I understand the BFF proposition, but thinking about how would external access to Backstage components need to deal with two different endpoints, security etc.

tarilabs commented 1 month ago

@tarilabs I thought MR created InferenceService entities and with the above use of reconciling we are collating the deployment info which could then directly be exposed through MR REST API.

To baseline the discussion:

With the above premised:

But trying to walk in those shoes anyway, even if we exploit the auditory logical model entries for the fresh snapshot purpose, it won't solve for the requirement of knowing Models deployed which are not indexed/catalogued in Model Registry.

For these reasons, I believe the BFF approach as I mentioned in https://github.com/kubeflow/model-registry/issues/130#issuecomment-2281361781 is to me the most appropriate.

To me, we need:

.

Since we are going to do reconciler for StorageInitializer why not just use that?

I'm not sure I understood this comment. CSI is not a reconcile loop in a operator/controller.

.

I understand the BFF proposition, but thinking about how would external access to Backstage components need to deal with two different endpoints, security etc.

This is a matter of Deployment model of BFF, and if it becomes "an issue" to me this would be a blocker well beyond backstage integration worth of being resolved fully.

.

Hope these are relevant comments for considerations, and hope putting them in writing was helpful but I expect this is a conversation easier to have also in the meetings!

fbricon commented 1 month ago

I'm not sure I understand who will be responsible for querying KServe's Isvc (kubectl get isvc). Will it be the model-registry, under the hood? Users? If the latter, my understanding (from discussions with @guimou), is those resources will most likely be under namespaces unlikely to be available to regular users

tarilabs commented 1 month ago

@fbricon this discussion is indeed to avoiding having to ask users to kubectl get isvc.
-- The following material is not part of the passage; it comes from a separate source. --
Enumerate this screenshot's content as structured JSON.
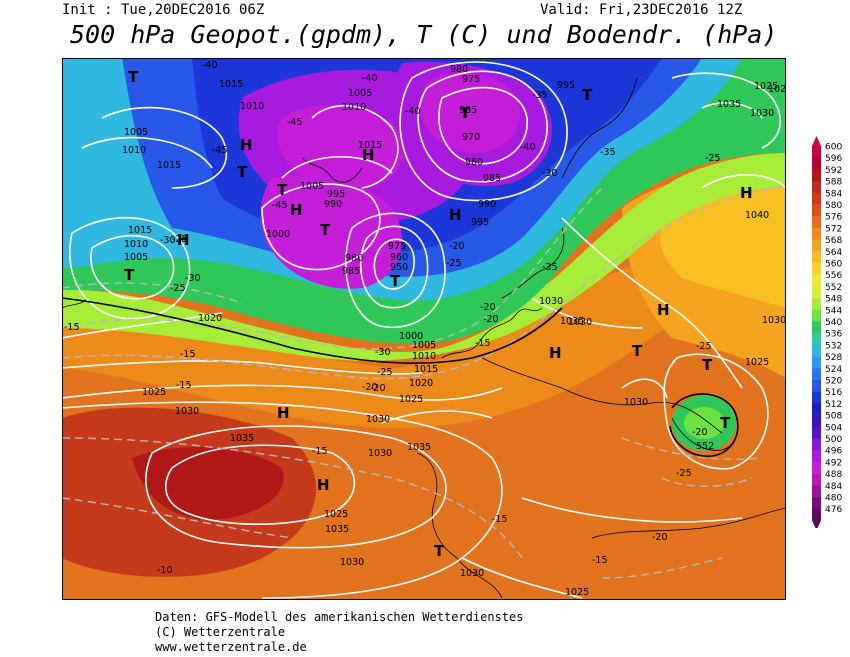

This discussion, as the comment are showing, is about implementation choices for how to do it within Model Registry scope, between what was recently presented (BFF) and previously available reconcile loop (intended for Auditing). Hope this clarifies.

ederign commented 1 month ago

@fbricon @rareddy, In short, the gist of what we are discussing is the BFF becoming the API for such services.

{VSCode/Backstage} => REST call => BFF = abstracts, coordinate and format data => {K8s resources | Model Registry APIs}

For sure, we will going to need to discuss security and other implications, but first, we need to agree if the BFF will be the 'API' for those external integrations.